Area middle school and elementary school students also come and spend the day. “Our students will do an aquaculture unit for the children, and it’s a really fun day. Some of the kids will plant, and others will collect eggs from the chickens. Our students run all the workshops.” The FFA students also visit local elementary schools to educate children about reptiles and how to care for them. These experiences meet the students’ education and FFA obligations, while providing an active and ongoing presence in the communities they serve. It’s even a good way to recruit future FFA members!

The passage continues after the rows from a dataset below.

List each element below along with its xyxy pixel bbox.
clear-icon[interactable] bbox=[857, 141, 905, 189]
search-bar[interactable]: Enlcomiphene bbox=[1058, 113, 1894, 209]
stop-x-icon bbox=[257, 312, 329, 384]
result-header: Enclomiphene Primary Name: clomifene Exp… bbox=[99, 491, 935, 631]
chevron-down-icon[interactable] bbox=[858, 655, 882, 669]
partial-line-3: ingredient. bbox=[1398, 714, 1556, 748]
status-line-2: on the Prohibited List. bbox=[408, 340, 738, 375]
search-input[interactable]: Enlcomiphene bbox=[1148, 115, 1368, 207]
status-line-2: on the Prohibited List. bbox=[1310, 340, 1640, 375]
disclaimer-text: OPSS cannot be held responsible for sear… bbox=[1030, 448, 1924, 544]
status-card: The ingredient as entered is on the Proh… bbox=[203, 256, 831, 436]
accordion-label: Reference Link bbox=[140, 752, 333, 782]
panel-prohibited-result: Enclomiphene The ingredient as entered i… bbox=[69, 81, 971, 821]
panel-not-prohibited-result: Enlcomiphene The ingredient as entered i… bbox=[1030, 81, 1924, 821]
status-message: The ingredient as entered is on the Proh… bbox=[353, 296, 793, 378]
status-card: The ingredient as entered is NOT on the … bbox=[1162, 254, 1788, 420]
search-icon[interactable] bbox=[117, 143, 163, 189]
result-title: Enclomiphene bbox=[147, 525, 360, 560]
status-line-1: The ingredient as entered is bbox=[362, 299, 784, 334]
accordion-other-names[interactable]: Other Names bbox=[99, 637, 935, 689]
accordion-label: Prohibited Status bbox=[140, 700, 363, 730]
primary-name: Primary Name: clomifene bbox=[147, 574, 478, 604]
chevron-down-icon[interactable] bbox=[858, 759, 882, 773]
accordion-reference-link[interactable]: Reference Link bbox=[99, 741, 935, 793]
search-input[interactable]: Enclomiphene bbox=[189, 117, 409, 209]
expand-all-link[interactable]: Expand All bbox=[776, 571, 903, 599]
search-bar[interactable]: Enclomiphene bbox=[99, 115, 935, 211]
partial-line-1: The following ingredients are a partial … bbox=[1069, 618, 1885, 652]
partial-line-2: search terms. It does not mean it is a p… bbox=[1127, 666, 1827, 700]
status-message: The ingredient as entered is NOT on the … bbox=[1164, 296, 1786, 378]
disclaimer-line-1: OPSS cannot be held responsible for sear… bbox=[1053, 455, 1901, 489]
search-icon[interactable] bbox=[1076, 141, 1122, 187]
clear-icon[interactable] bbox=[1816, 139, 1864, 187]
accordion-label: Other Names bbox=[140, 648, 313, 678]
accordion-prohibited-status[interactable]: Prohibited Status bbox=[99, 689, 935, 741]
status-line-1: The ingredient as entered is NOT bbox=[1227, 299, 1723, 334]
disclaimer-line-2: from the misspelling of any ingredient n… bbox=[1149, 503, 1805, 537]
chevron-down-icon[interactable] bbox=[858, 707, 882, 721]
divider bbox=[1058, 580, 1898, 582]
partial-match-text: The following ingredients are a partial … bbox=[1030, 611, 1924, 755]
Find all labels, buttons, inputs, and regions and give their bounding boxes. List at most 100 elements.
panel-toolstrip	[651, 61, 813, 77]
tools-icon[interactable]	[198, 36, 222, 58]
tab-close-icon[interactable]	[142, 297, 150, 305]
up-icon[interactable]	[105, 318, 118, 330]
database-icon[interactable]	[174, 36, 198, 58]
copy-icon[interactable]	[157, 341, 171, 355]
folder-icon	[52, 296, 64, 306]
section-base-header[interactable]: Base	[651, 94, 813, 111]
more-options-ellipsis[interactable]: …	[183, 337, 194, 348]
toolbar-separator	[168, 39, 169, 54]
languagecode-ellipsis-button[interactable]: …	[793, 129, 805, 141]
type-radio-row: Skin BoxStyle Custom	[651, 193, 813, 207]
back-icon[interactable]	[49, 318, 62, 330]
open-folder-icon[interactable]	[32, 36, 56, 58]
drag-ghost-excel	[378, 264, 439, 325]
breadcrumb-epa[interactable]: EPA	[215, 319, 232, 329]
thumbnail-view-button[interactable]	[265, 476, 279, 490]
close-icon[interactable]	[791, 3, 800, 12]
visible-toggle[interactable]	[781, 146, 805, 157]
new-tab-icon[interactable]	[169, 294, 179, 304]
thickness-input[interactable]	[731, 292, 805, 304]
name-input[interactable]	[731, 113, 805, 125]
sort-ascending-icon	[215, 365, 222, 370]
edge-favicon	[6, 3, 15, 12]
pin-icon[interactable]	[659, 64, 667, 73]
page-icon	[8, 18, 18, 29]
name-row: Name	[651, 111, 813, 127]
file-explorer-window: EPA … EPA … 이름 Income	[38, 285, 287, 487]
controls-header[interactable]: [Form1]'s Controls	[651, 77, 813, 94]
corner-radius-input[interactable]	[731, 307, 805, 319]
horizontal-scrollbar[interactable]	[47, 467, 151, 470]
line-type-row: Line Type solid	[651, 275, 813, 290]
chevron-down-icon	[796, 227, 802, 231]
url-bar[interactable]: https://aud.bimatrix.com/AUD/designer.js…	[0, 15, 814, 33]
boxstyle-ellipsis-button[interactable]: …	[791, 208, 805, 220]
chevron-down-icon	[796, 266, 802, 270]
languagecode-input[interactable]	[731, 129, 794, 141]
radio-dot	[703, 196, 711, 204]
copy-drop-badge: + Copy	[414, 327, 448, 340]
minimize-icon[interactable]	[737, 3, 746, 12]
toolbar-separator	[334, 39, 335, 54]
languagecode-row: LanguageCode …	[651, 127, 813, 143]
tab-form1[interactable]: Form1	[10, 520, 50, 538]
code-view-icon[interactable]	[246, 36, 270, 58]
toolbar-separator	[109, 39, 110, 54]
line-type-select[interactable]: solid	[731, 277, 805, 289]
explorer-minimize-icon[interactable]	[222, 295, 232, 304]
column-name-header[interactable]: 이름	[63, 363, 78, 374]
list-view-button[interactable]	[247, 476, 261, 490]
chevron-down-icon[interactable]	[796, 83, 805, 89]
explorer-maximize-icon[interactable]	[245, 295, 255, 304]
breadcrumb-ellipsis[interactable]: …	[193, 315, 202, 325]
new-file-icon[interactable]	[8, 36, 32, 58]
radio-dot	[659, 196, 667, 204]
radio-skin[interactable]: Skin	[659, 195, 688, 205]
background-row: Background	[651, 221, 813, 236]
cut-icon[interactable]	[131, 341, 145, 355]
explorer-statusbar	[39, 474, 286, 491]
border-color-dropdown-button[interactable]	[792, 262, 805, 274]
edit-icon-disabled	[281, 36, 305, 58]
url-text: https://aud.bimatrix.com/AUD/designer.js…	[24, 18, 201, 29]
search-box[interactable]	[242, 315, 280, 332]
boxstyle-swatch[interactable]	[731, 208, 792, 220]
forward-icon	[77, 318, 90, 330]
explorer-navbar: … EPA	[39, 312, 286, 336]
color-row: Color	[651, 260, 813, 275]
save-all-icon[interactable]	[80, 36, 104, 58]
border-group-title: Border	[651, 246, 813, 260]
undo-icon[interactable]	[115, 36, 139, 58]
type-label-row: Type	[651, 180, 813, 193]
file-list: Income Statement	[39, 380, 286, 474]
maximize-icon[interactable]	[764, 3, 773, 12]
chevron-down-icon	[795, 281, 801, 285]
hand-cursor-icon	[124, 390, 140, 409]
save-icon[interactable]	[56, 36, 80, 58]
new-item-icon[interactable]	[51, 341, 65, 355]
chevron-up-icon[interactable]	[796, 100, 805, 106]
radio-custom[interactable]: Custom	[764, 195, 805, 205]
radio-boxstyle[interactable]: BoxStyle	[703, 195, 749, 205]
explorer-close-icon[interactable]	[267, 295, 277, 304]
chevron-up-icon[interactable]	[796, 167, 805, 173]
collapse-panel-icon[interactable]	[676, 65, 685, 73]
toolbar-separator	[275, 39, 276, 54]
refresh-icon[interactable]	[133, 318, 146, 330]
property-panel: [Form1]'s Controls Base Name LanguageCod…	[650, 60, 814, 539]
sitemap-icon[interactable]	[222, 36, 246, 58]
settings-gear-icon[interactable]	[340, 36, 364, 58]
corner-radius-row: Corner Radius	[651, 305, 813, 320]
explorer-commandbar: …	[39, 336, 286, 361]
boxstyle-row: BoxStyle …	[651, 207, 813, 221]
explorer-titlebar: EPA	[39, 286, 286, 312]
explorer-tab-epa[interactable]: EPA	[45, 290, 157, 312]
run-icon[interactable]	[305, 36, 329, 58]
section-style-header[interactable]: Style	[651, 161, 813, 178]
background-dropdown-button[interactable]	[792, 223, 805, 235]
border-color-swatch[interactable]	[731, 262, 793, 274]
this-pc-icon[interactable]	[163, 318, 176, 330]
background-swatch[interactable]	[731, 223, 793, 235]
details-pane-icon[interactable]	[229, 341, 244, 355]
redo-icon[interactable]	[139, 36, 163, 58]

Each year, the students prepare a brochure about the program that is mailed to every eighth-grader in the area, and they hold an open house for potential students. At the state level, the group advocates for agricultural education at the governor’s mansion, where the governor holds an annual fundraiser to promote locally grown products.  Many state legislators attend the event, where they find Harris Center students promoting their Farm to Chef and No Child Left Inside programs.

When they’re not out in the community, the students also run their own flower shop. “Every class puts out a brochure each year,” Edwards says. “Last year we did eight weddings!” They also market the program, make money, and fulfill SAE requirements through the shop. “For Valentine’s Day, we literally spend two days here working day and night. We do bouquets, balloons and flowers, and we do a secret valentine program at school,” Edwards says.

The school farm is also a source of income and SAE credits. “We’ve been featured in the news quite a bit. We’re doing a school lunch program, and we were showcased on two television news programs for what we do with our farm. We raise lettuce and basil here, and the cafeteria uses that for their salads and basil pizza,” Edwards says.

Whatever their activities, the students and teachers are sure to inform the schools, community leaders and area media. Whenever possible, the work is planned and implemented by the students themselves. “We try to step back and let the kids take the leadership role,” Edwards says. The group also plans the entire year’s activities in the summer, including their community events and their marketing and advocacy efforts.

Sharing your chapter’s story takes planning, but with some quick and continuous communication that incorporates the efforts of students, community members and alumni, you can truly enhance the success of your students and your program. In so doing, you’ll turn marketing and communications from “one more thing you have to do” into “the one thing you wouldn’t live without.”